グローは「グローバルの総力を挙げて開発した」(モンテイロ氏)新製品。世界200以上の国・地域で展開する同社だが、この新ブランドの加熱式たばこを発売するのは日本が初めてだ。

副流煙やにおいを減らせるとして日本で急速に普及する加熱式たばこ。フィリップ・モリスの「アイコス」やJTの「プルーム・テック」が品薄になるなど、急速に普及している。右肩下がりの日本のたばこ市場にとっては、「ゲームチェンジャー」になり得る有望商品だ。

だからこそ、BATも力が入る。臭いや着色を抑える加熱式たばこの性能を高めた上、加熱部分とバッテリーを一体化した設計で、たばこを直接、加熱部分に差し込めるようにした。これで競合製品ではできなかった「何本でも連続で吸いたい」という要望にも応える。加熱器本体は8000円と、1万円近いアイコスより若干安めに設定。12月12日に仙台市で先行販売を始め、全国に広げていく計画だ。

■欧米では「電子たばこ」主流

実はBATは、健康に配慮した次世代たばこで実績がある。ペンのような形をした吸引器に香料入りの溶液などを入れて加熱し、蒸気を吸い込む「電子たばこ」では、欧州でシェア首位製品を抱えるほどだ。

欧米で次世代たばこといえば、この電子たばこが主流だが、日本では販売規制が厳しい。BATは加熱式を手掛けなければ日本の「次世代市場」を切り開けないと判断したようだ。

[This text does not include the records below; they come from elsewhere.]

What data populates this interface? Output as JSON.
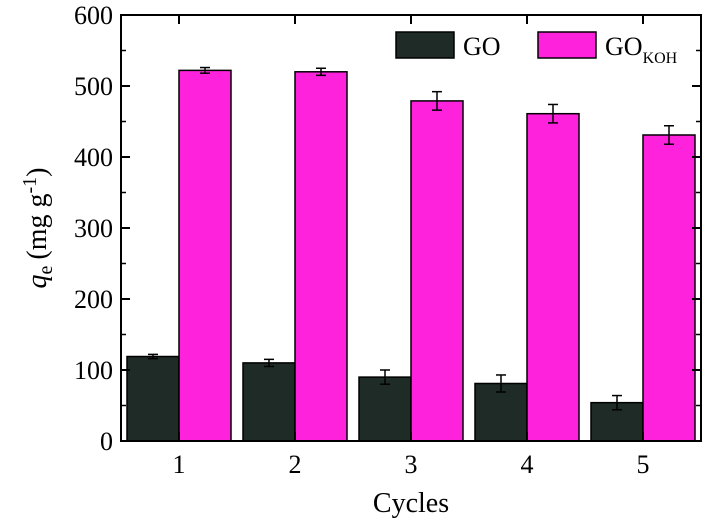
{
  "chart_data": {
    "type": "bar",
    "categories": [
      "1",
      "2",
      "3",
      "4",
      "5"
    ],
    "series": [
      {
        "name": "GO",
        "color": "#1e2b26",
        "values": [
          119,
          110,
          90,
          81,
          54
        ],
        "errors": [
          3,
          5,
          10,
          12,
          10
        ]
      },
      {
        "name": "GO_KOH",
        "label_main": "GO",
        "label_sub": "KOH",
        "color": "#ff22dd",
        "values": [
          522,
          520,
          479,
          461,
          431
        ],
        "errors": [
          4,
          5,
          13,
          13,
          13
        ]
      }
    ],
    "xlabel": "Cycles",
    "ylabel_q": "q",
    "ylabel_sub": "e",
    "ylabel_unit": "(mg g",
    "ylabel_exp": "-1",
    "ylabel_close": ")",
    "ylim": [
      0,
      600
    ],
    "yticks": [
      "0",
      "100",
      "200",
      "300",
      "400",
      "500",
      "600"
    ],
    "grid": false,
    "legend_position": "top-right"
  }
}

フィリップ・モリスも2016年に加熱式たばこに12億ドル(約1250億円)を投じる計画を進めるなど、競合も「加熱式」に注力する。英ユーロモニターインターナショナルによると、2015年の世界のたばこの販売数量は5兆5567億本で前年比1.8%減。世界的に右肩下がりのたばこ市場のなかにあっては、少子高齢化の日本市場といえども無視できないようだ。

BAT日本法人のパラツェッティ社長は日本の次世代タバコ市場について「急成長しており、2020年には現在の7~8倍の市場になる可能性がある」と力を込める。実際、2013年までほぼ存在していなかった次世代タバコの国内市場は15年には460万ドル(約4億8000万円)規模に急伸している。

縮小均衡のたばこ市場でBAT自身が「ゲームチェンジャー」になれるかどうか。加熱式たばこを巡る競争が熱を帯びそうだ。